CUDA error: invalid device ordinal #54

Closed zhuiyue233 closed 4 months ago

zhuiyue233 commented 4 months ago

When I run graphgpt_stage1.sh,it makes some errors:

/anaconda3/envs/GGPT/lib/python3.10/site-packages/transformers/hf_argparser.py", line 338, in parse_args_into_dataclasses obj = dtype(**inputs) File "", line 125, in init File "/anaconda3/envs/GGPT/lib/python3.10/site-packages/transformers/training_args.py", line 1372, in __post_init__ and (self.device.type != "cuda") File “/anaconda3/envs/GGPT/lib/python3.10/site-packages/transformers/training_args.py", line 1795, in device return self._setup_devices

RuntimeError: CUDA error: invalid device ordinal CUDA kernel errors might be asynchronously reported at some other API call, so the stacktrace below might be incorrect. For debugging consider passing CUDA_LAUNCH_BLOCKING=1. Compile with TORCH_USE_CUDA_DSA to enable device-side assertions.

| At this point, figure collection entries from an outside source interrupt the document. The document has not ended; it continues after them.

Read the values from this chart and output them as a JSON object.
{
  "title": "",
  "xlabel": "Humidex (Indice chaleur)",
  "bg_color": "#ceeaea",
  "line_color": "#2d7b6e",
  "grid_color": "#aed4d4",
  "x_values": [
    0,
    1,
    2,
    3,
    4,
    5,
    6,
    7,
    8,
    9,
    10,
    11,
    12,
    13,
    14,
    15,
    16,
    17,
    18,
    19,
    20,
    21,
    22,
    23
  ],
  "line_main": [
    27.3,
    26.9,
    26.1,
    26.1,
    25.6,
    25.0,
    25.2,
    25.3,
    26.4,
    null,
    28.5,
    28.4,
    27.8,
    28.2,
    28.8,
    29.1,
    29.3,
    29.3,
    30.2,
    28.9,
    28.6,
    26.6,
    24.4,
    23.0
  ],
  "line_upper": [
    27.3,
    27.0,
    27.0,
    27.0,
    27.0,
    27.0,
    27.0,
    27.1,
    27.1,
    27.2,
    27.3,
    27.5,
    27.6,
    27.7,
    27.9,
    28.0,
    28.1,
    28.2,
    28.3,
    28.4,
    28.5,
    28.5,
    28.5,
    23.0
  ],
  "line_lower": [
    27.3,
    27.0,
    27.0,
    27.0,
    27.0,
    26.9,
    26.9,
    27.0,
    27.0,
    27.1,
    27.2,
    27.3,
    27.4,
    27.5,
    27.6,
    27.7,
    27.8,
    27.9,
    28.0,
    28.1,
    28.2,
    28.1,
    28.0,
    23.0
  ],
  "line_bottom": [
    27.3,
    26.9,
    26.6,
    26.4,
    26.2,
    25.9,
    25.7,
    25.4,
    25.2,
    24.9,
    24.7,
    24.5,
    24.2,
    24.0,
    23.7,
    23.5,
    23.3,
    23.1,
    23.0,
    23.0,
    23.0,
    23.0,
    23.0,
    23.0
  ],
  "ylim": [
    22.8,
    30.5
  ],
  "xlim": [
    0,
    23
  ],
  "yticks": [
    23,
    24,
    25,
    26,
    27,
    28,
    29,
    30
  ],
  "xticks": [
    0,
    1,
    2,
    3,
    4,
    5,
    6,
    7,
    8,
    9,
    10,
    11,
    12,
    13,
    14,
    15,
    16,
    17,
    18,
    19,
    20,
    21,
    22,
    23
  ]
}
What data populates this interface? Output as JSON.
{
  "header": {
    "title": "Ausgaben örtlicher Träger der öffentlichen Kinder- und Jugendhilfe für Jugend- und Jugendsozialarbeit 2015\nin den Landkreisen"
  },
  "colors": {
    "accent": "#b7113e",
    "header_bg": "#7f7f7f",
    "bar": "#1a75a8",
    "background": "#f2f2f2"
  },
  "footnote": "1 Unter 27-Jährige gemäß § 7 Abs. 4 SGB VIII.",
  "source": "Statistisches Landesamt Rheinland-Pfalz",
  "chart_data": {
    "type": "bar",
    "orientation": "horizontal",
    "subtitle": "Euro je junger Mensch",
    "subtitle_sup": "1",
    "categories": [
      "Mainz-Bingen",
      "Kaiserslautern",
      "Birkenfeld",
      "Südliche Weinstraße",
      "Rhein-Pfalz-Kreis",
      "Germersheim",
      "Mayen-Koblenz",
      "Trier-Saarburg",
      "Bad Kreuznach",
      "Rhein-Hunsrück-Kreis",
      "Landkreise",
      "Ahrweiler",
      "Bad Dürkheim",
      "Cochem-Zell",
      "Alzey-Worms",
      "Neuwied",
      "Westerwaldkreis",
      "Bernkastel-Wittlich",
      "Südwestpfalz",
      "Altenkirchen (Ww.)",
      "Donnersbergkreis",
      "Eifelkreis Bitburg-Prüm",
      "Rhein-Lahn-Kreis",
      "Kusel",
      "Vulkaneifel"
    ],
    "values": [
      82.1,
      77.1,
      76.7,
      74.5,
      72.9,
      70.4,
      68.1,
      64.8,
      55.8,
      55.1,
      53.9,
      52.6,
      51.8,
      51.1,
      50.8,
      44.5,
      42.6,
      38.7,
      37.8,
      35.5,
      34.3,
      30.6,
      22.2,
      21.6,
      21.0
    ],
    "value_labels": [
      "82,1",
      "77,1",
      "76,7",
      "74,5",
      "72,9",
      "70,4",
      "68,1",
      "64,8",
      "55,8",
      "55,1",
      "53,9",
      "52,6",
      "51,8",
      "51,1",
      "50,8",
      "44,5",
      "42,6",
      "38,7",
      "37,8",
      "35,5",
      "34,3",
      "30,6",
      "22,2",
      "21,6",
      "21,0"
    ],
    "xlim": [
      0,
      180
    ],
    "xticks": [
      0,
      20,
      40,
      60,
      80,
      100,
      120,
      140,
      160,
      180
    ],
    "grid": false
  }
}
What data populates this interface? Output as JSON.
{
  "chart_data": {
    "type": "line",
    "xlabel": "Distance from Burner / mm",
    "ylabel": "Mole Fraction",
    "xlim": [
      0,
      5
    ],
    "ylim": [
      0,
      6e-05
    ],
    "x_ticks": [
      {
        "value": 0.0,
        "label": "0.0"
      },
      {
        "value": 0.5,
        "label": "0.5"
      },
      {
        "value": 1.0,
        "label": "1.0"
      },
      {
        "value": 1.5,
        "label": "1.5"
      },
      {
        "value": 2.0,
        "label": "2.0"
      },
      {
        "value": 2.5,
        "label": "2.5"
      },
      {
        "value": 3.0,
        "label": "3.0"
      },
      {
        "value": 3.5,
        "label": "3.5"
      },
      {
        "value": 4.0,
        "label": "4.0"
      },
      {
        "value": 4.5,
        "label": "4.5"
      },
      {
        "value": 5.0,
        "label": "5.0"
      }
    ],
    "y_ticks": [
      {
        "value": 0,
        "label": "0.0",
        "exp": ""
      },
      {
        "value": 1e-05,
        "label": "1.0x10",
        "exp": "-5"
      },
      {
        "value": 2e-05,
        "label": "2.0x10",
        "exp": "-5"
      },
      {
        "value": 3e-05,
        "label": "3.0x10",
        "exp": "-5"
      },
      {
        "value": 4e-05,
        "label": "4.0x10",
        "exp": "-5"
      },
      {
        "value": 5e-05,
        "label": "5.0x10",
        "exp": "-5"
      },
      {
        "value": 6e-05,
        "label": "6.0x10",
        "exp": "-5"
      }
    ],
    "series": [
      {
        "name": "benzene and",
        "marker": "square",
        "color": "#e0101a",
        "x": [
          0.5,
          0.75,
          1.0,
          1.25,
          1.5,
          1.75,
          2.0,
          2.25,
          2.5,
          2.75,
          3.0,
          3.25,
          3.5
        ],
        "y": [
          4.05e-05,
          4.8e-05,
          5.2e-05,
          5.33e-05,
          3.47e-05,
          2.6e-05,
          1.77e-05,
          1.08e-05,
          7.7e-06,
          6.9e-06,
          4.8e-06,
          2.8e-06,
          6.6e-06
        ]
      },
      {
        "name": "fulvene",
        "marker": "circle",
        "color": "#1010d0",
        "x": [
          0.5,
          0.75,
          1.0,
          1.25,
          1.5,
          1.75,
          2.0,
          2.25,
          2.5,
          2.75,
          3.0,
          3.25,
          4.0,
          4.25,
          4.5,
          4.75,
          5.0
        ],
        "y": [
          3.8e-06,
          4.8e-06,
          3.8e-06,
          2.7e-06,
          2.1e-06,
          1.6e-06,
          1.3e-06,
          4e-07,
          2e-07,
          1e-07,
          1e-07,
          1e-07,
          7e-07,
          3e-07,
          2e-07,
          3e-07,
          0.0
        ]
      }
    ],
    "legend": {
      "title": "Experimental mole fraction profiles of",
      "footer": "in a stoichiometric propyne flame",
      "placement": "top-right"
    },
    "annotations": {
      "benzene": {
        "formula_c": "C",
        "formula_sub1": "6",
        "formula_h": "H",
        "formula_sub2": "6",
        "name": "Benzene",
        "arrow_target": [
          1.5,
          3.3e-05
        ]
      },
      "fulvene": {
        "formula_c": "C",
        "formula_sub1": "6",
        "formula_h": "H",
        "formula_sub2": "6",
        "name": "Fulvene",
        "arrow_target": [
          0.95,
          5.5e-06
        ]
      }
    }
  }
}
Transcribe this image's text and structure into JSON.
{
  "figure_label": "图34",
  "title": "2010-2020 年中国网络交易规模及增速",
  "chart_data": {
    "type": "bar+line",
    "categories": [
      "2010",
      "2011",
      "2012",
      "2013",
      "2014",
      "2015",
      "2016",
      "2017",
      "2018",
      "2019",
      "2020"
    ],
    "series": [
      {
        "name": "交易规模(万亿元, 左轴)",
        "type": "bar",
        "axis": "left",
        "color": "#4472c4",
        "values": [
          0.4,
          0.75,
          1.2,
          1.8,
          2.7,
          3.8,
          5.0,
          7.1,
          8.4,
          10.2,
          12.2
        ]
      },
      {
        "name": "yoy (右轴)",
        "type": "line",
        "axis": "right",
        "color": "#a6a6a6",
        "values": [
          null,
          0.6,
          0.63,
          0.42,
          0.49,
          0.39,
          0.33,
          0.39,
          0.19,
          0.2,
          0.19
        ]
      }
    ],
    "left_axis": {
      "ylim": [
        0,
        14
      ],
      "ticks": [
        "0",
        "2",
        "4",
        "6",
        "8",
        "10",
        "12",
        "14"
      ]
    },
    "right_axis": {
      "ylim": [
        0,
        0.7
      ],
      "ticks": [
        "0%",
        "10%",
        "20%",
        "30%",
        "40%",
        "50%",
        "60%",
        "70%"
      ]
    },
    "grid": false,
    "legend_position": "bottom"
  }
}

could you please give me some help?

MaoPopovich commented 4 months ago

I met the same question and could not figure out why.

zhuiyue233 commented 4 months ago

I met the same question and could not figure out why.

I solved it. I try to install requirement.txt one by one. And pip install -U bitsandbytes again.

I don't kown why.

zhuiyue233 commented 4 months ago

I met the same question and could not figure out why.

And maybe you can try to change python -m torch.distributed.run --nnodes=1 --nproc_per_node=4 --master_port=20001 to python -m torch.distributed.run --nnodes=1 --nproc_per_node=1 --master_port=20001 in file "graphgpt_stage1.sh "

MaoPopovich commented 4 months ago

I met the same question and could not figure out why.

And maybe you can try to change python -m torch.distributed.run --nnodes=1 --nproc_per_node=4 --master_port=20001 to python -m torch.distributed.run --nnodes=1 --nproc_per_node=1 --master_port=20001 in file "graphgpt_stage1.sh "

thanks, this error have been resolved.